Was uns in den meisten Lebensbereichen selbstverständlich ist, gilt auch beim religiösen Wissen.

Wer meint, mit dem auszukommen, was man in früher Kindheit im Erstkommunionunterricht oder vielleicht noch bei Konfirmation oder Firmung über den Glauben und das christliche Grundverständnis erlernt hat, wird schnell an scheinbar unlösbaren Glaubensfragen scheitern. Aber: wenig von dem, was sich Menschen unter dem Wort “Gott” vorstellen, ist Gegenstand christlichen Glaubens. Wie viele grundlegend falsche Glaubensvorstellungen sind mit dem verbunden, was Menschen mit den Worten “Glaube”, “Sohn Gottes”, “Schöpfung”, “Wunder” usw. verbinden!

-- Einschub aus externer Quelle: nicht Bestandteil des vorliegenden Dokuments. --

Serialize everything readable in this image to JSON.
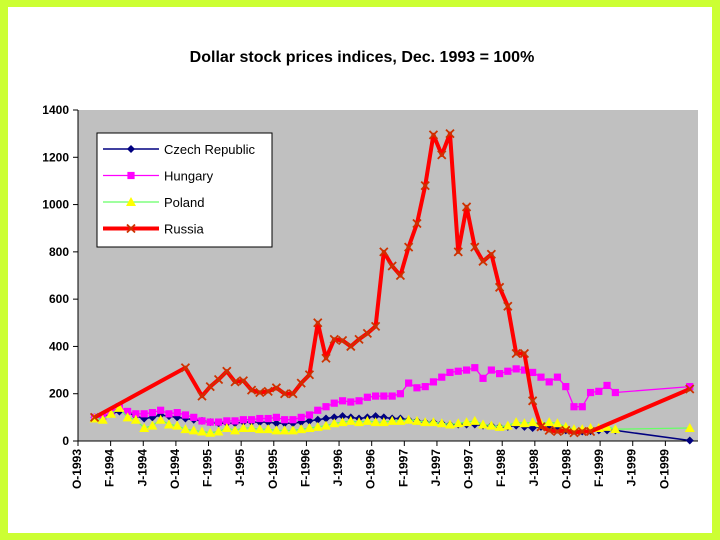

Auch zum Glauben gehört ein lebenslanges Lernen dazu.

Verwundert es Sie, zu hören, dass das auch für Jesus galt? Auch er musste seinen Glauben lernen. Auch er musste immer wieder darum ringen, in den verschiedensten Abschnitten seines Lebens neu und besser zu verstehen, was oder wer “Gott” ist. Er musste erst mühsam lernen zu verstehen, was sein eigener Auftrag, was seine persönliche Lebensberufung war.

Das Evangelium, das wir an diesem Sonntag in unseren Gottesdiensten hören, macht das deutlich.
Tanzende Frauen. Bild: Peter Weidemann, pfarrbriefservice.de
Bild: Peter Weidemann, pfarrbriefservice.de

Auch Jesus musste seine eigenen begrenzten Vorstellungen zunächst kennenlernen – um sie übersteigen zu können. Das mindert nicht seine Bedeutung. Im Gegenteil. Die Evangelisten hatten den Mut, auch Jesus als Lernenden zu schildern. Und sie zeigen uns damit, dass wir uns unseren eigenen Glaubensfragen stellen und in unserem Glauben wachsen dürfen.

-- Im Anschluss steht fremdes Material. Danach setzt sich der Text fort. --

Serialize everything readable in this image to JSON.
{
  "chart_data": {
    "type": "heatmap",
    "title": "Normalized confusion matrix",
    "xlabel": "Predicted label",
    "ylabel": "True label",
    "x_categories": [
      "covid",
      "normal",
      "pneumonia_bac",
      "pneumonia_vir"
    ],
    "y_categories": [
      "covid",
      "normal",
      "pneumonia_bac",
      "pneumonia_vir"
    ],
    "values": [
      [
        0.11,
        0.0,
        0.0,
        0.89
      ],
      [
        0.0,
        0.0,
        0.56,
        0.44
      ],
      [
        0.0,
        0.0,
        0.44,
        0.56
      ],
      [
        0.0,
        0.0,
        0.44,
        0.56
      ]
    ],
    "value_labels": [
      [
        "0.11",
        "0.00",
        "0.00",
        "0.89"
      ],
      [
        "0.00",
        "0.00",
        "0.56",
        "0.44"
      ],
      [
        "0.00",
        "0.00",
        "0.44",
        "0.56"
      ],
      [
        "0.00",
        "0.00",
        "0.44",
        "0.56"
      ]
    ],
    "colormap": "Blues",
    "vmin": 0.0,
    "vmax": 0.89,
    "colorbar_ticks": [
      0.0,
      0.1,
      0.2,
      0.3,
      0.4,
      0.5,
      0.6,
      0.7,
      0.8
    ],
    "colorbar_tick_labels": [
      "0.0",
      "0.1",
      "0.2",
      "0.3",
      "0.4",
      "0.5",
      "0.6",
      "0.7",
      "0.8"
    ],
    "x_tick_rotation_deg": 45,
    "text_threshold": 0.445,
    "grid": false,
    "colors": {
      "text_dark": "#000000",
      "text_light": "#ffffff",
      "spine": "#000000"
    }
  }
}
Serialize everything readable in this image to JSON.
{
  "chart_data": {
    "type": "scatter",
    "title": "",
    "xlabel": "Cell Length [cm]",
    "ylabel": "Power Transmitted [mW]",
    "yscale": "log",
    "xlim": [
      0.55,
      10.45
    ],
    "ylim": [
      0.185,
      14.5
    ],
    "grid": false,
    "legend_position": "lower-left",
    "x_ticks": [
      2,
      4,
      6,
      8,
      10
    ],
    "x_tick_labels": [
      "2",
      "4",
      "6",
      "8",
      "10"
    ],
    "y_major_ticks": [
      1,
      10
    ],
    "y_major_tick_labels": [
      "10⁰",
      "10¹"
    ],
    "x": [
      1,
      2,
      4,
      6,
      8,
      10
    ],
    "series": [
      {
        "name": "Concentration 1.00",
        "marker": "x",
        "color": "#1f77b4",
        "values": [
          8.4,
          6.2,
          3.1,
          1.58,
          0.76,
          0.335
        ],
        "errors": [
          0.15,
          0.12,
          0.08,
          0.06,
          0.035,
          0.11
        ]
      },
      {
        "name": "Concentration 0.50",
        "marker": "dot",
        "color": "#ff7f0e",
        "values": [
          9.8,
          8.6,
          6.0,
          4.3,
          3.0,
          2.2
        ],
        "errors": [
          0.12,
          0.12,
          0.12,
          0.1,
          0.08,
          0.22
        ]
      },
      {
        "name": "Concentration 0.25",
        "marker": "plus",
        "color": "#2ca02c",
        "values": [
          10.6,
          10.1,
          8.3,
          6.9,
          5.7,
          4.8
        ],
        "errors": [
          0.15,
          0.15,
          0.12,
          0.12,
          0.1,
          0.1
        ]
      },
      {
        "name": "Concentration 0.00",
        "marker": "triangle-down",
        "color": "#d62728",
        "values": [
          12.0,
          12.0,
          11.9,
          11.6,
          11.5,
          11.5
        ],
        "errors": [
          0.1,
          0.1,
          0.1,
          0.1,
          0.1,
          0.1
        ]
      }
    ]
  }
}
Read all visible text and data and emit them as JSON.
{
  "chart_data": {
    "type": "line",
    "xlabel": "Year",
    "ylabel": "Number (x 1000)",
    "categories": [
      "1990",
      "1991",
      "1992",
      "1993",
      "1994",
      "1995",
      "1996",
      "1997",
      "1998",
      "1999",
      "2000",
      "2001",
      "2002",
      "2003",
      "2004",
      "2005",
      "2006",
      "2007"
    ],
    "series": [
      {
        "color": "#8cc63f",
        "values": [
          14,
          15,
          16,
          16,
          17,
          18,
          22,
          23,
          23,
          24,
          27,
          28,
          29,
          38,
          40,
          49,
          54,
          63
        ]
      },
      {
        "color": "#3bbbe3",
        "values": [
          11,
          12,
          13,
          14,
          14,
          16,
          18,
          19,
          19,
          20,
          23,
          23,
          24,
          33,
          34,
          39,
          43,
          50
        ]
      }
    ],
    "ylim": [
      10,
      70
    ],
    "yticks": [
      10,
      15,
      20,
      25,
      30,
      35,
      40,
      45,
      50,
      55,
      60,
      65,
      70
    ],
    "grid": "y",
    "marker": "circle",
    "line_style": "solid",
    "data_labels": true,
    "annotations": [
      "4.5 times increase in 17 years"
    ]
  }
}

Auch im Glauben bleiben wir ein Leben lang Lernende.

Gerade so werden wir den Anforderungen und Herausforderungen des Glaubens gerecht. Jesus merkt im Evangelium – auf das Drängen einer Frau hin –, dass sein Wort Bedeutung hat, auch über die Grenzen hinaus, die er bis dahin vermutete. Der Glaube einer Frau hat ihm geholfen, etwas über sich selbst zu erkennen. Sie hat ihm geholfen, etwas zu lernen, was ihm bis dahin noch nicht bewusst war. In den Evangelien werden uns sehr viele Beispiele gezeigt, wie Frauen sowohl Glaubensvorbilder sind als auch “mehr” vom Glauben verstanden haben. Sie haben manchmal mehr von der Botschaft Jesu verstanden, selbst als die nahen, beauftragten Jünger Jesu. Es wird Zeit, dass wir in unserer, der römischen Kirche, diese Wirklichkeit anerkennen und sie auch in die Strukturen unserer Kirche umsetzen.

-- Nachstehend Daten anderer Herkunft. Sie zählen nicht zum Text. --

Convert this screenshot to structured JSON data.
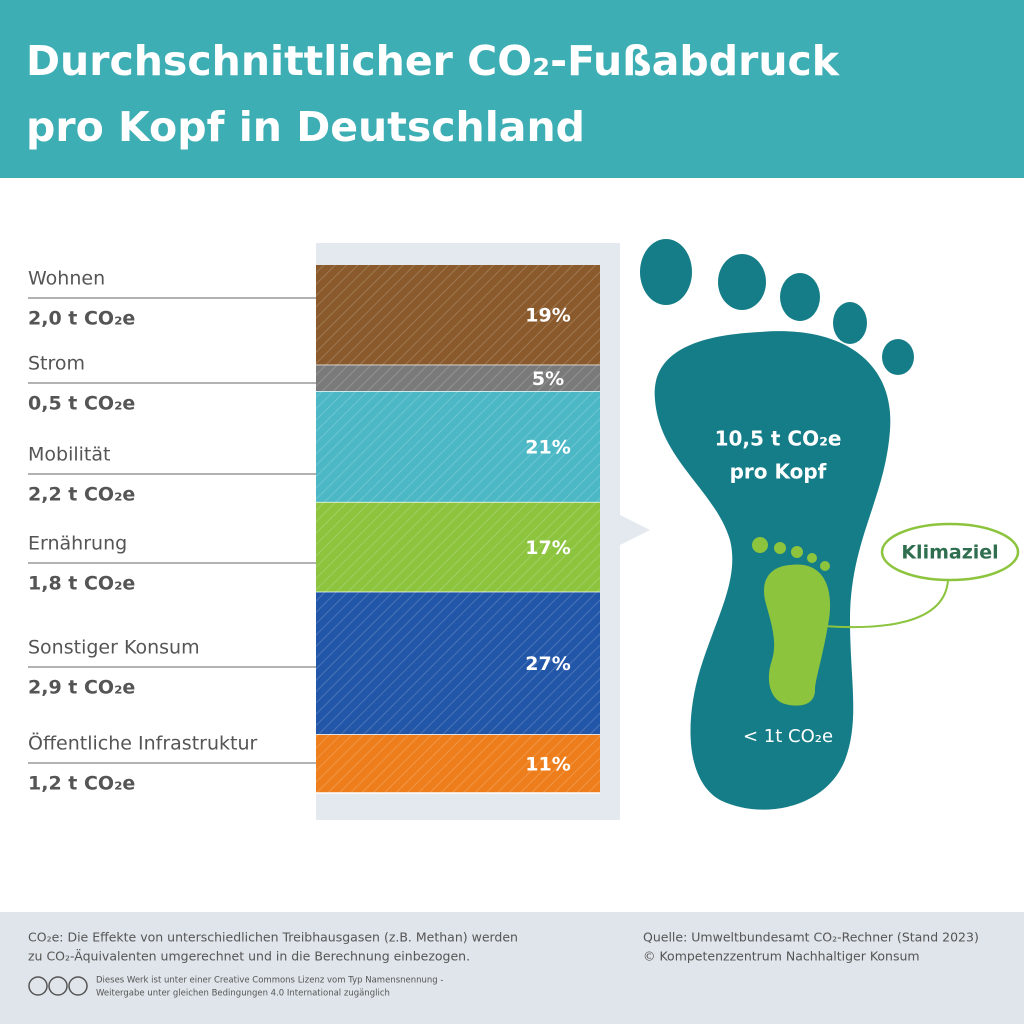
{
  "chart_data": {
    "type": "stacked_bar",
    "title": [
      "Durchschnittlicher CO₂-Fußabdruck",
      "pro Kopf in Deutschland"
    ],
    "categories": [
      "Wohnen",
      "Strom",
      "Mobilität",
      "Ernährung",
      "Sonstiger Konsum",
      "Öffentliche Infrastruktur"
    ],
    "amounts": [
      "2,0 t CO₂e",
      "0,5 t CO₂e",
      "2,2 t CO₂e",
      "1,8 t CO₂e",
      "2,9 t CO₂e",
      "1,2 t CO₂e"
    ],
    "values": [
      19,
      5,
      21,
      17,
      27,
      11
    ],
    "value_labels": [
      "19%",
      "5%",
      "21%",
      "17%",
      "27%",
      "11%"
    ],
    "colors": [
      "#8a5a2c",
      "#7a7a7a",
      "#4cb8c6",
      "#8cc43e",
      "#2256a8",
      "#ee7e1c"
    ],
    "footprint_total": [
      "10,5 t CO₂e",
      "pro Kopf"
    ],
    "target_label": "Klimaziel",
    "target_value": "< 1t CO₂e",
    "note": [
      "CO₂e: Die Effekte von unterschiedlichen Treibhausgasen (z.B. Methan) werden",
      "zu CO₂-Äquivalenten umgerechnet und in die Berechnung einbezogen."
    ],
    "source": [
      "Quelle: Umweltbundesamt CO₂-Rechner (Stand 2023)",
      "© Kompetenzzentrum Nachhaltiger Konsum"
    ],
    "license": [
      "Dieses Werk ist unter einer Creative Commons Lizenz vom Typ Namensnennung -",
      "Weitergabe unter gleichen Bedingungen 4.0 International zugänglich"
    ]
  }
}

Auch dadurch, dass Frauen endlich den offiziellen Auftrag bekommen, den Glauben zu verkünden und ihn auch sakramental als Priesterinnen zu feiern.

 

Die Gottesdienste am Wochenende

 

Ruhendes Gemeindeleben

In den Ferien ruht auch das Gemeindeleben weitgehend. Wir wünschen allen Gemeindemitgliedern eine erfüllende Sommerzeit und besonders denen, die jetzt irgendwo in der Ferne Entspannung und Ruhe suchen, dass sie genau das finden mögen, was sie suchen. Die neuen Medien machen es ja möglich, dass der Gemeindebrief auch irgendwo in der Welt gelesen werden kann. Schön, dass auf diese Weise Verbindung möglich bleibt.

 

ein Herz, das liebt

Im Tagesgebet dieses Sonntags heißt es: “Barmherziger Gott, was kein Auge geschaut und kein Ohr gehört hat, das hast du denen bereitet, die dich lieben. Gib uns ein Herz, das dich in allem liebt und dass wir so den Reichtum deiner Verheißungen erlangen, der alles übersteigt, was wir ersehnen”.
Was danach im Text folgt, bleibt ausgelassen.